Eugène Ionesco, Le blanc et le noir

Ionesco et la peinture

Les évé­ne­ments de 1968 à Paris plongent Ionesco dans une dépres­sion ou dans ce qu’il nomme sa « détresse spi­ri­tuelle ». Il consulte un méde­cin qui lui conseille de reprendre l’écriture. Mais, ne lui obéis­sant pas, il se tourne vers le des­sin : « j’avais besoin de m’exprimer d’une autre façon que par l’écriture.

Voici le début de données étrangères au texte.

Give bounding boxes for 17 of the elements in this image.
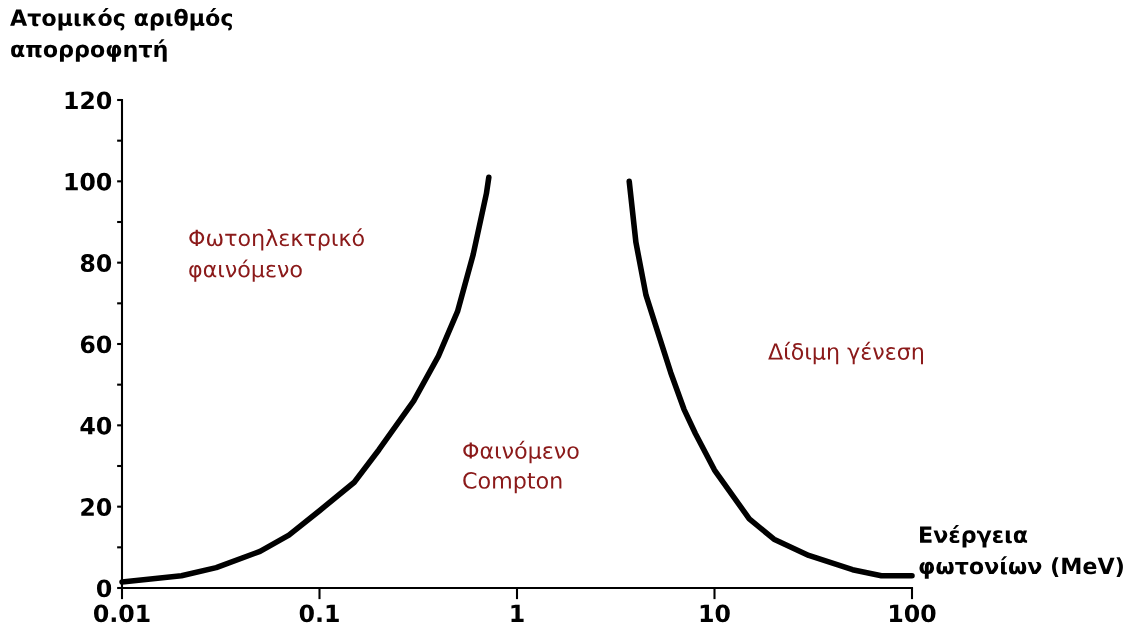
annotation: Φαινόμενο Compton bbox=[463, 440, 579, 494]
annotation: Δίδιμη γένεση bbox=[768, 341, 923, 365]
y-axis-title: Ατομικός αριθμός απορροφητή bbox=[10, 8, 233, 62]
y-tick-label: 120 bbox=[65, 91, 112, 110]
annotation: Φωτοηλεκτρικό φαινόμενο bbox=[189, 228, 364, 282]
y-tick-label: 0 bbox=[96, 579, 112, 598]
x-tick-label: 100 bbox=[890, 604, 936, 623]
y-tick-label: 80 bbox=[80, 254, 112, 272]
x-tick-label: 0.1 bbox=[299, 604, 339, 623]
x-axis-title: Ενέργεια φωτονίων (MeV) bbox=[919, 525, 1123, 579]
y-tick-label: 100 bbox=[65, 172, 112, 191]
x-tick-label: 1 bbox=[511, 604, 524, 622]
x-tick-label: 0.01 bbox=[94, 604, 150, 623]
y-tick-label: 20 bbox=[81, 498, 112, 516]
y-tick-label: 40 bbox=[80, 416, 112, 435]
x-tick-label: 10 bbox=[700, 604, 730, 623]
y-tick-label: 60 bbox=[80, 335, 112, 354]
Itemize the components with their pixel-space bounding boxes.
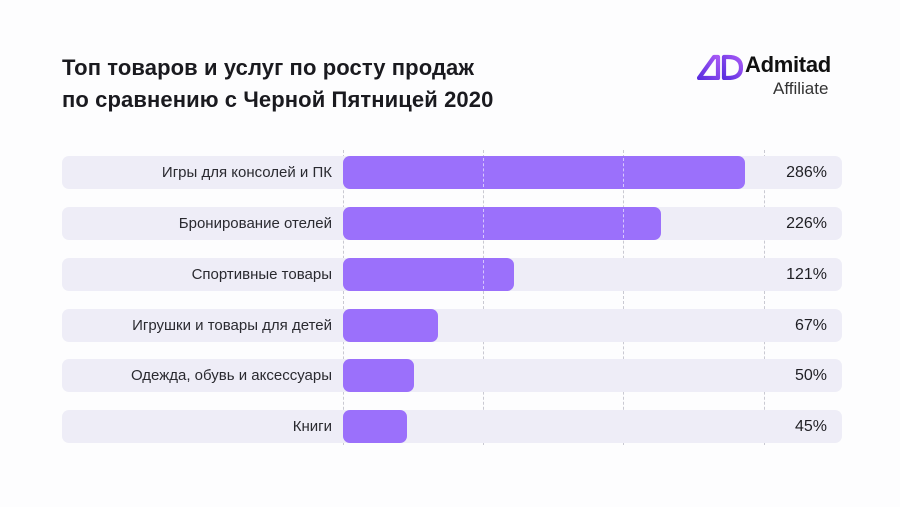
chart-title: Топ товаров и услуг по росту продаж по с… xyxy=(62,52,493,116)
gridline-overlay-100b xyxy=(483,209,484,238)
gridline-overlay-100 xyxy=(483,158,484,187)
row-background xyxy=(62,309,842,342)
bar-clothing xyxy=(343,359,414,392)
bar-toys xyxy=(343,309,438,342)
category-label: Книги xyxy=(292,418,332,435)
gridline-0 xyxy=(343,150,344,445)
bar-sports xyxy=(343,258,514,291)
logo-brand-text: Admitad xyxy=(745,52,831,77)
value-label: 67% xyxy=(794,317,827,334)
value-label: 45% xyxy=(794,418,827,435)
category-label: Одежда, обувь и аксессуары xyxy=(130,367,332,384)
category-label: Игры для консолей и ПК xyxy=(161,164,332,181)
gridline-100 xyxy=(483,150,484,445)
gridline-overlay-100c xyxy=(483,260,484,289)
gridline-overlay-200 xyxy=(623,158,624,187)
bar-games xyxy=(343,156,745,189)
value-label: 286% xyxy=(786,164,827,181)
value-label: 121% xyxy=(786,266,827,283)
gridline-200 xyxy=(623,150,624,445)
category-label: Игрушки и товары для детей xyxy=(132,317,332,334)
admitad-logo: Admitad Affiliate xyxy=(697,52,847,102)
category-label: Спортивные товары xyxy=(191,266,332,283)
value-label: 50% xyxy=(794,367,827,384)
title-line-2: по сравнению с Черной Пятницей 2020 xyxy=(62,87,494,112)
bar-books xyxy=(343,410,407,443)
admitad-ad-logo-icon xyxy=(697,54,743,80)
logo-sub-text: Affiliate xyxy=(773,79,829,98)
gridline-overlay-200b xyxy=(623,209,624,238)
value-label: 226% xyxy=(786,215,827,232)
title-line-1: Топ товаров и услуг по росту продаж xyxy=(62,55,475,80)
row-background xyxy=(62,359,842,392)
category-label: Бронирование отелей xyxy=(178,215,332,232)
row-background xyxy=(62,410,842,443)
bar-hotels xyxy=(343,207,661,240)
gridline-300 xyxy=(764,150,765,445)
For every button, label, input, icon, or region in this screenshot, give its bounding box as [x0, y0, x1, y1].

Je connais­sais beau­coup de peintres pour avoir écrit sur Cana­letto, Schnei­der, pré­facé Miro, Bran­cusi et beau­coup d’autres, mais étant extrê­me­ment mal­adroit dans le des­sin je n’avais jamais essayé ».
Pour­tant, il ose enfin et son pro­jet de livre Décou­vertes (Skira, 1969) lui en donne l’occasion. L’auteur avait d’abord envi­sagé d’y insé­rer des tableaux qu’il aimait. Mais il choisi une autre option : créer lui même ses pre­miers des­sins. Il les juge naïfs, enfan­tins. Mais leur aspect lugubre séduit Viera da Silva qui estime que des « peintres pro­fes­sion­nels » n’oseraient plus faire comme lui. A savoir « un homme mai­son, mais avec les jambes extrê­me­ment longues d’un arle­quin dis­lo­qué, des figures gro­tesques ne tenant pas compte des lois du dessin ».

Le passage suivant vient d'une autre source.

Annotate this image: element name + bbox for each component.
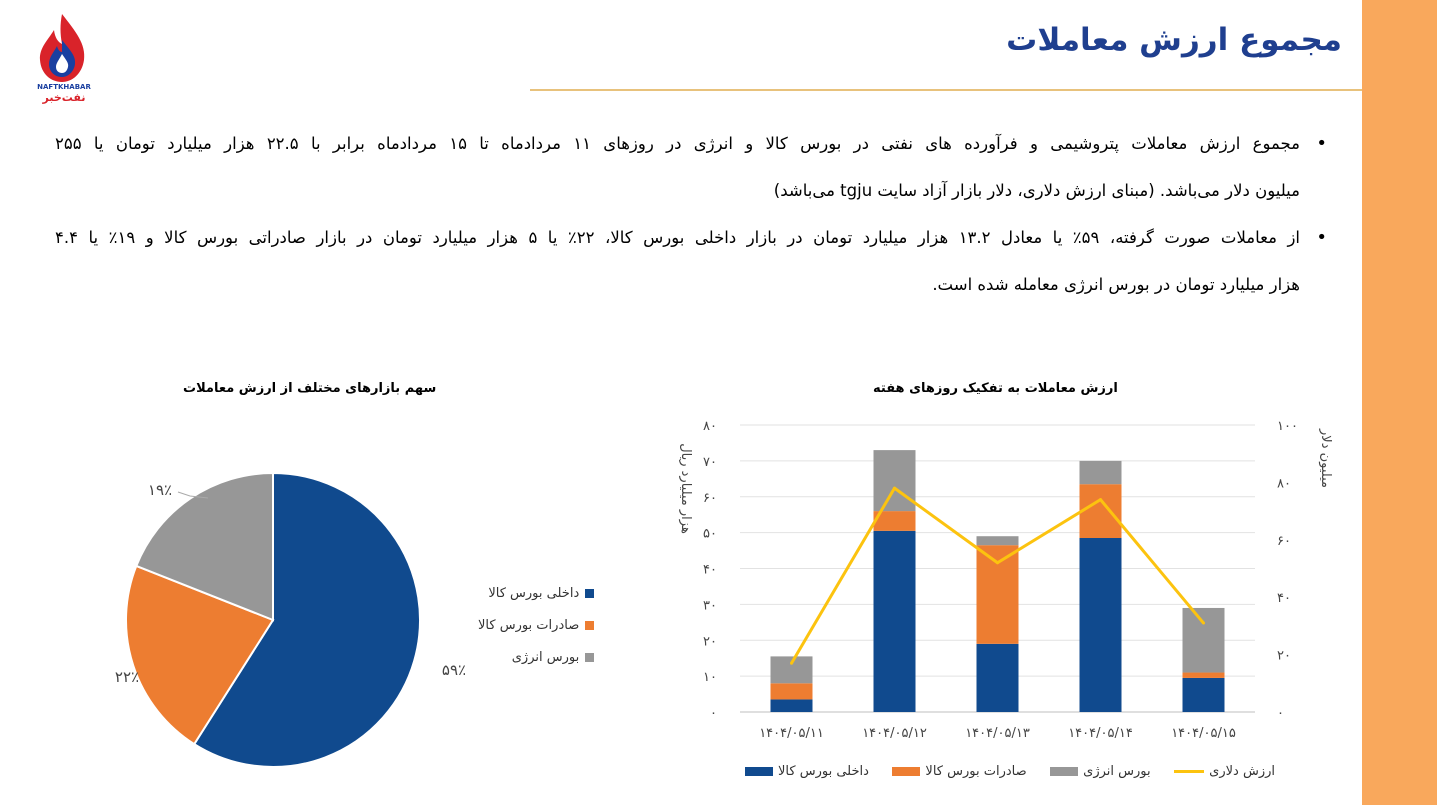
bar-legend-label: بورس انرژی	[1083, 763, 1151, 779]
bar-segment	[770, 683, 813, 700]
bar-segment	[1079, 538, 1122, 712]
legend-swatch	[892, 766, 921, 776]
bar-segment	[873, 511, 916, 531]
bullet-2-line-1: از معاملات صورت گرفته، ۵۹٪ یا معادل ۱۳.۲…	[55, 228, 1300, 247]
y-tick-label: ۸۰	[703, 419, 717, 434]
summary-bullets: • مجموع ارزش معاملات پتروشیمی و فرآورده …	[55, 120, 1327, 308]
bar-legend-label: صادرات بورس کالا	[925, 763, 1027, 779]
pie-legend-item-energy: بورس انرژی	[478, 641, 595, 673]
pie-slice	[192, 471, 421, 768]
pie-data-label: ۱۹٪	[148, 481, 172, 499]
dollar-value-point	[1202, 621, 1205, 625]
flame-logo-icon: NAFTKHABAR نفت‌خبر	[37, 14, 91, 104]
pie-legend-label: صادرات بورس کالا	[478, 617, 580, 633]
legend-swatch	[585, 620, 595, 630]
y-tick-label: ۳۰	[703, 598, 717, 613]
x-tick-label: ۱۴۰۴/۰۵/۱۵	[1171, 726, 1236, 741]
accent-side-bar	[1362, 0, 1437, 805]
y-axis-title: هزار میلیارد ریال	[678, 443, 693, 534]
x-tick-label: ۱۴۰۴/۰۵/۱۲	[862, 726, 927, 741]
bar-chart: ۰ ۱۰ ۲۰ ۳۰ ۴۰ ۵۰ ۶۰ ۷۰ ۸۰ ۰ ۲۰ ۴۰ ۶۰ ۸۰ ۱۰۰ هزار میلیار…	[678, 419, 1333, 741]
y2-axis-title: میلیون دلار	[1318, 428, 1333, 488]
pie-data-label: ۵۹٪	[442, 661, 466, 679]
y-tick-label: ۱۰	[703, 670, 717, 685]
y-tick-label: ۰	[710, 706, 717, 721]
bar-segment	[1079, 460, 1122, 485]
bar-legend-item-domestic: داخلی بورس کالا	[745, 760, 869, 782]
bar-segment	[1182, 677, 1225, 712]
x-tick-label: ۱۴۰۴/۰۵/۱۱	[759, 726, 824, 741]
pie-leader-line	[177, 491, 209, 499]
pie-legend-item-domestic: داخلی بورس کالا	[478, 577, 595, 609]
bar-legend-label: داخلی بورس کالا	[778, 763, 869, 779]
bullet-1-line-2: میلیون دلار می‌باشد. (مبنای ارزش دلاری، …	[773, 181, 1300, 200]
y-tick-label: ۷۰	[703, 455, 717, 470]
pie-chart-title: سهم بازارهای مختلف از ارزش معاملات	[183, 381, 437, 396]
bullet-dot-icon: •	[1316, 133, 1327, 154]
y-tick-label: ۴۰	[703, 563, 717, 578]
bar-segment	[976, 545, 1019, 644]
dollar-value-point	[996, 561, 999, 565]
pie-data-label: ۲۲٪	[115, 668, 139, 686]
y-tick-label: ۶۰	[703, 491, 717, 506]
pie-legend-label: بورس انرژی	[511, 649, 580, 665]
legend-swatch	[745, 766, 774, 776]
bar-legend-label: ارزش دلاری	[1209, 763, 1275, 779]
bar-legend-item-export: صادرات بورس کالا	[892, 760, 1027, 782]
pie-legend: داخلی بورس کالا صادرات بورس کالا بورس ان…	[478, 577, 595, 673]
bar-segment	[976, 536, 1019, 546]
bullet-dot-icon: •	[1316, 227, 1327, 248]
page-title: مجموع ارزش معاملات	[1006, 22, 1342, 58]
logo-fa-text: نفت‌خبر	[42, 91, 86, 104]
legend-line-swatch	[1174, 769, 1205, 773]
bar-segment	[770, 699, 813, 712]
pie-slice	[135, 471, 274, 622]
y-tick-label: ۵۰	[703, 527, 717, 542]
bullet-1-line-1: مجموع ارزش معاملات پتروشیمی و فرآورده ها…	[55, 134, 1301, 153]
bar-segment	[1182, 672, 1225, 678]
dollar-value-point	[1099, 498, 1102, 502]
bar-segment	[976, 643, 1019, 712]
bar-legend-item-energy: بورس انرژی	[1050, 760, 1151, 782]
pie-legend-item-export: صادرات بورس کالا	[478, 609, 595, 641]
y2-tick-label: ۱۰۰	[1277, 419, 1298, 434]
dollar-value-point	[790, 661, 793, 665]
pie-slice	[125, 564, 275, 746]
bar-segment	[1182, 607, 1225, 673]
y2-tick-label: ۴۰	[1277, 591, 1291, 606]
bullet-2-line-2: هزار میلیارد تومان در بورس انرژی معامله …	[932, 275, 1300, 294]
legend-swatch	[1050, 766, 1079, 776]
pie-legend-label: داخلی بورس کالا	[488, 585, 580, 601]
bar-chart-title: ارزش معاملات به تفکیک روزهای هفته	[873, 381, 1118, 396]
naftkhabar-logo: NAFTKHABAR نفت‌خبر	[24, 10, 104, 105]
bar-segment	[1079, 484, 1122, 539]
bar-segment	[873, 530, 916, 712]
dollar-value-point	[893, 486, 896, 490]
bar-legend: ارزش دلاری بورس انرژی صادرات بورس کالا د…	[745, 760, 1275, 782]
logo-latin-text: NAFTKHABAR	[37, 83, 91, 91]
title-divider	[530, 89, 1362, 91]
pie-chart: ۵۹٪ ۲۲٪ ۱۹٪	[115, 471, 466, 768]
legend-swatch	[585, 588, 595, 598]
bar-segment	[873, 450, 916, 512]
y-tick-label: ۲۰	[703, 634, 717, 649]
bullet-2: • از معاملات صورت گرفته، ۵۹٪ یا معادل ۱۳…	[55, 214, 1327, 308]
bar-legend-item-dollar: ارزش دلاری	[1174, 760, 1275, 782]
legend-swatch	[585, 652, 595, 662]
x-tick-label: ۱۴۰۴/۰۵/۱۴	[1068, 726, 1133, 741]
y2-tick-label: ۲۰	[1277, 649, 1291, 664]
bullet-1: • مجموع ارزش معاملات پتروشیمی و فرآورده …	[55, 120, 1327, 214]
y2-tick-label: ۶۰	[1277, 534, 1291, 549]
x-tick-label: ۱۴۰۴/۰۵/۱۳	[965, 726, 1030, 741]
y2-tick-label: ۰	[1277, 706, 1284, 721]
y2-tick-label: ۸۰	[1277, 476, 1291, 491]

Fort de cette cau­tion et quoique auto­di­dacte, Ionesco per­sé­vère — encou­ragé aussi par Max Bill, Tapiès, qui lui donnent quelques conseils. Il ne pré­pare jamais ses com­po­si­tions à l’avance : elles sont le fruit d’une rela­tion directe entre son incons­cient et l’outil. Il laisse sa main et son ima­gi­naire par­cou­rir le sup­port : « Si on ne pense à rien, des formes d’expressions sur­gissent ». Bref, le geste « pense» par lui-même.
Peu à peu, Ionesco découvre un monde inconnu qu’il ne soup­çon­nait pas. Un monde qu’il nomme « du silence » même si ses figures semblent hur­ler. Elles lui per­mettent d’exorciser à cette époque son angoisse. A l’époque de la publi­ca­tion du livre, elle n’est pas der­rière lui mais il trouve là sinon une séré­nité du moins un apai­se­ment. Il voit dans ses monstres une sorte de gaieté, entre autres par le jeu des cou­leurs même si très sou­vent seul le blanc et noir dominent.

jean-paul gavard-perret

Eugène Ionesco,  Le blanc et le noir,  Edi­tions Gal­li­mard, collec­tion L’Imaginaire, Paris, 2017.